Muirne ne comptais pas se laisser décontenancer aussi facilement. Aussi ne se priva-t-elle pas de rappeler au bon souvenir de Mahkha la déconvenue de leur rencontre. Elle le défiait du regard lorsque celui-ci la surpris en lui donnant un coup de tête affectueux. Elle frissonna d’aise de la tête jusqu’à la queue et eut du mal à contenir le ronronnement qui voulait échapper de son poitrail.
– Non, pas de celui-là, non ! Je pensais d’avantage à ton goût prononcé pour les proies dites… facile. répliqua-t-elle avec malice. Bien qu’elle en mourrait d’envie, elle ne trouva pas le courage de lui rendre son coup de tête ni d’assumer les conséquences d’un tel acte. Ses préoccupations se tournaient d’avantage vers la culpabilité qu’elle ressentait vis-à-vis de moi.
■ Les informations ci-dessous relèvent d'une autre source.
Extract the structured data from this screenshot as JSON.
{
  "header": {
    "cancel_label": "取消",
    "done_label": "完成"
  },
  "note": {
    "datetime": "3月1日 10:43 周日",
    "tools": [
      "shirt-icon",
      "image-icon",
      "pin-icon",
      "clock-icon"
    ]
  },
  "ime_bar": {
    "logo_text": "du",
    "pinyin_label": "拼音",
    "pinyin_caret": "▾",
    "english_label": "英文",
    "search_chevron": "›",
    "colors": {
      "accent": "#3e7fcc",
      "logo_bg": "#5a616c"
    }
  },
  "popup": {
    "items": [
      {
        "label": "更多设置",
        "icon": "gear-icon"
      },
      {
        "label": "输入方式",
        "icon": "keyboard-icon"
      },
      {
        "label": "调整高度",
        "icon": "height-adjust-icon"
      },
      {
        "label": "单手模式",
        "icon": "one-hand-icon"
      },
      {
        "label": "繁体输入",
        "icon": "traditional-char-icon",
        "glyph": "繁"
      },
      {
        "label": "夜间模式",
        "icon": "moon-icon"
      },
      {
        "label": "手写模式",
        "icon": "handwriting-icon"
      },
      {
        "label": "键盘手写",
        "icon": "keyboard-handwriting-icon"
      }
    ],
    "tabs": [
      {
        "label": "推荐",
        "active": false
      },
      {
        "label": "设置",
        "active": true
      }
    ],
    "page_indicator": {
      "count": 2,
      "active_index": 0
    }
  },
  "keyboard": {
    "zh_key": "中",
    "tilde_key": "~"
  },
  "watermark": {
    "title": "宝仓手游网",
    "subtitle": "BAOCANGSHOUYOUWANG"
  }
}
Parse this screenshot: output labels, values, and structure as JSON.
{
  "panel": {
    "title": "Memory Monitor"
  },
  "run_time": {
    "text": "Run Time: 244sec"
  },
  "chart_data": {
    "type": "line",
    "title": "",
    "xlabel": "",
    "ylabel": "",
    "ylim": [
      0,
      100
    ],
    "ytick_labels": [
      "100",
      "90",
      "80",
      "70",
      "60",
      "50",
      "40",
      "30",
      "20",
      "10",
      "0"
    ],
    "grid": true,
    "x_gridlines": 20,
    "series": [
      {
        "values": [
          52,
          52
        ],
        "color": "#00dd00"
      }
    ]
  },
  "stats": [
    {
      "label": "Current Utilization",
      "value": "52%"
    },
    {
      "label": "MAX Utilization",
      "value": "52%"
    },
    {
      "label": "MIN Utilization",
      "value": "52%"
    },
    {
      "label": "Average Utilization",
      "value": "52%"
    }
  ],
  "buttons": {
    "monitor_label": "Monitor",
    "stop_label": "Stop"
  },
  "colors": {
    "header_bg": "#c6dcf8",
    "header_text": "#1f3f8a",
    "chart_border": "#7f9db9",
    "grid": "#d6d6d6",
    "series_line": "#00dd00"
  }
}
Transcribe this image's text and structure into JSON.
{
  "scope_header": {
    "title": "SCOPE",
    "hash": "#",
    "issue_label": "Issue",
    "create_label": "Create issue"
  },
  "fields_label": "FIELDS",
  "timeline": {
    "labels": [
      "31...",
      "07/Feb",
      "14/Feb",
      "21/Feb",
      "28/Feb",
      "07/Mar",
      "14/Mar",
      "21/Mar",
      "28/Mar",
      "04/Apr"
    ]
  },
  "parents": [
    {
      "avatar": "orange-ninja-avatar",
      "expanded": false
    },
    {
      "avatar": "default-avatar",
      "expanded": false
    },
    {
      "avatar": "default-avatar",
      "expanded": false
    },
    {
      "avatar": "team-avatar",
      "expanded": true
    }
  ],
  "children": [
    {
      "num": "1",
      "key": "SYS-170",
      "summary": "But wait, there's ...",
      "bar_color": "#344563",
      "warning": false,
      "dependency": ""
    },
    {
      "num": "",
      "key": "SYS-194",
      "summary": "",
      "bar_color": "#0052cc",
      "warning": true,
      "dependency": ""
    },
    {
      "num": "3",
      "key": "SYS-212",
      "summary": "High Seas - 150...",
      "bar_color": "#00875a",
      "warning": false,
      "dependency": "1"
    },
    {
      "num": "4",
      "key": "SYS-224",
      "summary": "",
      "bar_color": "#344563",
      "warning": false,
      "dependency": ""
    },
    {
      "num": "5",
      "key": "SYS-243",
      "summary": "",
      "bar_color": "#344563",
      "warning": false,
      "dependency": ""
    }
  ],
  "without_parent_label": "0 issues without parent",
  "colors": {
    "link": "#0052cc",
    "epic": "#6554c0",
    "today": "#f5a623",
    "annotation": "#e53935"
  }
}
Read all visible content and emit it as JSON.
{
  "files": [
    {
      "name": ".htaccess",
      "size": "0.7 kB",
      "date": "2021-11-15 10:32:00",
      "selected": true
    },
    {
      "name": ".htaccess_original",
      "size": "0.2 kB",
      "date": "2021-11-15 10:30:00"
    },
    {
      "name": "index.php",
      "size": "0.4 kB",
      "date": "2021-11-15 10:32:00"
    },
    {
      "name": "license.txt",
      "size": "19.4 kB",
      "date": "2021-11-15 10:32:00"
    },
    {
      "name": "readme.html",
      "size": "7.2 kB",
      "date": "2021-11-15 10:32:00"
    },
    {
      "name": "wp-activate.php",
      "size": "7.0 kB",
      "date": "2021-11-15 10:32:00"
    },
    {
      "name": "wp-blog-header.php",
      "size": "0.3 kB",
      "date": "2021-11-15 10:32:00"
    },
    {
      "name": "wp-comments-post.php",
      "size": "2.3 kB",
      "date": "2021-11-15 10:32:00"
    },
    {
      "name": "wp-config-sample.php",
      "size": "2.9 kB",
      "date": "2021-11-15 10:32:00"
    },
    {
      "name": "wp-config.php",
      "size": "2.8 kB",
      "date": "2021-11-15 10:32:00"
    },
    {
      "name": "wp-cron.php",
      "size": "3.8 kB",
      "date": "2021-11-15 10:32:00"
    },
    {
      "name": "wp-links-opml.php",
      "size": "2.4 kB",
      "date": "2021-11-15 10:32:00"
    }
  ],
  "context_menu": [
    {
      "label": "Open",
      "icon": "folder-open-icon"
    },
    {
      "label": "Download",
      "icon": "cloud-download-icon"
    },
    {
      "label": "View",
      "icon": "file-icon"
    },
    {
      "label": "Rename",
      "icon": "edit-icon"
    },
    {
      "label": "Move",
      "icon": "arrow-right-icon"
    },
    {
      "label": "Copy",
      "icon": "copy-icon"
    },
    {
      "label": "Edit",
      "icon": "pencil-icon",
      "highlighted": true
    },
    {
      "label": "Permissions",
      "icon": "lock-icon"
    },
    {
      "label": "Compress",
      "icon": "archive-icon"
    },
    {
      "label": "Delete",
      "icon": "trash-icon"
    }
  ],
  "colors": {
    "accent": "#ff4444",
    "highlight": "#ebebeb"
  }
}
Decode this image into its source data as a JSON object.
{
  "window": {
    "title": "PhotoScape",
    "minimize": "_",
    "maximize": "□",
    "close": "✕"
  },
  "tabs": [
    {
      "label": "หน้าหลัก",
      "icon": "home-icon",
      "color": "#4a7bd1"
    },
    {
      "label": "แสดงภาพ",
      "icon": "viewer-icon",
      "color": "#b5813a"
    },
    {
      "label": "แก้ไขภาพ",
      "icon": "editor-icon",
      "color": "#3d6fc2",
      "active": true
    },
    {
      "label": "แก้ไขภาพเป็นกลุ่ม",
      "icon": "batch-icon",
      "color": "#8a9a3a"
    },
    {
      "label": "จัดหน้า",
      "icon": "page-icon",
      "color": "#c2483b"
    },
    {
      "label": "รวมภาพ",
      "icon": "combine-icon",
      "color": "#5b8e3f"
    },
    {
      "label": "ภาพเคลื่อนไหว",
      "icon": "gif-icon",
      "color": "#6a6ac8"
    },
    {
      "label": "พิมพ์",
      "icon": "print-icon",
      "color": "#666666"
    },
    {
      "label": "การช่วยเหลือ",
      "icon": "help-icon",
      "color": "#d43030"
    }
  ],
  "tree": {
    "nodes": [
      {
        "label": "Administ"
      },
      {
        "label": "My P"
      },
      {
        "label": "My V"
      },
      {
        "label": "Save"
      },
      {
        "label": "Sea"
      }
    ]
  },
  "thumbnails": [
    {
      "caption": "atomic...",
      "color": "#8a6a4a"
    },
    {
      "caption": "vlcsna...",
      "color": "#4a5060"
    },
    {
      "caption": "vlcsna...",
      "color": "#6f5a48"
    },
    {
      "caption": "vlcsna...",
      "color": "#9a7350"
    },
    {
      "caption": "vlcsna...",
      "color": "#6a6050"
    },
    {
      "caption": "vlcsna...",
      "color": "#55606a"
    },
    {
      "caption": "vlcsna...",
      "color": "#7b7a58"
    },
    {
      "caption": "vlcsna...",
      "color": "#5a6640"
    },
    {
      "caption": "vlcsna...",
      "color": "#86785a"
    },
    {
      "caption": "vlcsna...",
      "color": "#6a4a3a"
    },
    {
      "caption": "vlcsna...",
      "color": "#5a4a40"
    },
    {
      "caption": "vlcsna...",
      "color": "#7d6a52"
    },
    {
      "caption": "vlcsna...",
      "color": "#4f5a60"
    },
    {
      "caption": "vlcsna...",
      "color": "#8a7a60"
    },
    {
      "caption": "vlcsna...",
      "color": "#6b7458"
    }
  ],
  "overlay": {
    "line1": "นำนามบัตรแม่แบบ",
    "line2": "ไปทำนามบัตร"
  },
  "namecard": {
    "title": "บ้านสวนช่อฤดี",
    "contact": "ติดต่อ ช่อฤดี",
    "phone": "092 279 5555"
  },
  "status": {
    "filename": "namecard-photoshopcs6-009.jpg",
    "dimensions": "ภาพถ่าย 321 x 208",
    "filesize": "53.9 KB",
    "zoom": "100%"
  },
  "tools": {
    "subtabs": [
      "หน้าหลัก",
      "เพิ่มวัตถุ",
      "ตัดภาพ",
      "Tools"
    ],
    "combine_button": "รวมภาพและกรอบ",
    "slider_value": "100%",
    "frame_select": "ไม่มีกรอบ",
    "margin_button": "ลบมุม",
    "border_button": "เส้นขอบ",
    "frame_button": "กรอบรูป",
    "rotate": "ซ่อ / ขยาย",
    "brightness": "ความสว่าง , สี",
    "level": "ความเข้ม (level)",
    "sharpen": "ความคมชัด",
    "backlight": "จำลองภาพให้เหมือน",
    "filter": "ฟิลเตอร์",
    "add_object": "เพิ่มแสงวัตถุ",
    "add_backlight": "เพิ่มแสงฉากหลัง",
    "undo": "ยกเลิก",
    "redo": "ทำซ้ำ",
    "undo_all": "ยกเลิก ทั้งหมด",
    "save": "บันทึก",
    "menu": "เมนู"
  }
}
Quant à moi, je m’amusai à opposer de la résistance à Lulla qui me reprochait de ne pas y mettre du mien pour me relever. Je lui adressai un sourire angélique pour toute réponse, avant de me lever d’un bond, trop confiant dans mes réflexes. Je n’avais juste pas prévu que sa proximité me ferait cet effet là, et je ne comprenais pas pourquoi le désordre s’installait dans mes battement cardiaques, ni partout ailleurs. Les signaux étaient multiples et contradictoires et ma gaucherie et ma gêne tuaient dans l’œuf le plaisir fugace né de cet instant volé. Les réactions de mon corps m’échappaient et je préférais vite reprendre mes distances, avant de me retrouver dans une situation fort inconvenante.
Je trouvais vite un sujet à aborder et j’allais me transformer en vrai moulin à parole lorsqu’elle m’attira de nouveau sur ce terrain glissant que je m’étais empressé de fuir, par crainte de ce que j’éprouvais et surtout, de ne plus rien maîtriser.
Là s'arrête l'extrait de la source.